Это произошло в то самое лето, незадолго до вручения мне путевки на Бали. После нашей последней совместной прогулки у дома в Петербурге, в ходе которой Рома, имитируя то, что ничего не происходит, – просто Ксюша сейчас поживет немного с бабушкой у моря, а мы разберемся в наших отношениях, – записывал наш разговор на диктофон. Я запомнила эту прогулку, потому что Рома никогда до этого не задавал мне настолько странные и провокационные вопросы. А потом, как я выяснила намного позже, благодаря тем же слухам он смонтировал из моих ответов мою же «речь», где я якобы признаюсь в приеме наркотиков и призываю своего мужа принять участие в сексуальных оргиях.
И вот после той «шпионской» прогулки, когда мой тогда еще любимый муж задал мне все свои странные вопросы, записывая на диктофон мои ответы и уже монтируя их у себя в голове, мы пришли домой и он объявил:
– Дорогая, я завтра улетаю в Москву, и мы снова долго не увидимся. Я тут подумал, – и Рома засмущался, как всегда, когда речь заходила об интимном, – у меня ведь нет ни одной интимной фотографии своей жены…

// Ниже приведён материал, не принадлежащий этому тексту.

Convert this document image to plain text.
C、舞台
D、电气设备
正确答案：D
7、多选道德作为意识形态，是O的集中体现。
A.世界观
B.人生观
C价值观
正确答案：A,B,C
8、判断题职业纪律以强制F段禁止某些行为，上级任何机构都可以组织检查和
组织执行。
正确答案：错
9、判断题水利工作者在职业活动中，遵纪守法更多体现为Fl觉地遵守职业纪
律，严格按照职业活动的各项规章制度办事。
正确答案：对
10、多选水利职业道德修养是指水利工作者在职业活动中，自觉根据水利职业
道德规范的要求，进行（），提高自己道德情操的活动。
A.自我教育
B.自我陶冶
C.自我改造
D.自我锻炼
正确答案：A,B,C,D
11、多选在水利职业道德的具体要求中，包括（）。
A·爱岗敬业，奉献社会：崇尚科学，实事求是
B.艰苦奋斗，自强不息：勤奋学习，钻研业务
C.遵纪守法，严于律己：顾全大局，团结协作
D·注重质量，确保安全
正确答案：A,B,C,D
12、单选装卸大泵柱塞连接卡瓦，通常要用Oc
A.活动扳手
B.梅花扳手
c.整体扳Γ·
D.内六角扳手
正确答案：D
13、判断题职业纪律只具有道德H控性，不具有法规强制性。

Стоп! Мне не хотелось продолжать представлять, что он мог с этим затем сделать! Как он мог так опорочить собственную жену? Не смог справиться со своим влечением ко мне или пережить то, что от него уходит любимая женщина? Или не захотел остаться не у дел и тогда выдумал все это и поверил в собственную фантазию? Нет, это было за гранью…
Но ведь не просто так обвинения в легкомыслии и наркомании звучали закадровым текстом на всех наших судах и в кабинетах «между строк». Недаром все чиновники вначале так странно меня осматривали. Вероятно, эти «записи» и фотографии, которые Рома в «деликатной беседе» им подсовывал, были тем козырем, от которого чиновники приходили в некое возбуждение, как подростки от «Дома-2». Он создал вирус, застающий врасплох родственников и отвлекающий бюрократов от рутины. Этот вирус застревал у всех в голове, «взламывая» реальность, пока в него заворачивались взятки. Рома вывернул реальность под себя, заставляя ненавидеть меня даже тех, кто любил меня. Однако аргументом в суде этот фейк так и не стал, оставшись лишь талантливо смонтированным продуктом незаконного шпионажа.
…Я оторвалась от абсолютной темноты за окном. Ночь наступает зимой уже в пять вечера. Не задумываясь, удалила свой первый почтовый ящик. На это потребовалось всего два клика. К «горящим мостам» добавился еще один элемент.
На завтра был запланирован круглый стол, где я намеревалась создать пространство для высказываний на очень важные темы. Мой доклад о домашнем насилии был готов. Я смотрела, как он вылез из принтера и сгорбился. В голове крутились слова из Библии: «Враги человека – домашние его».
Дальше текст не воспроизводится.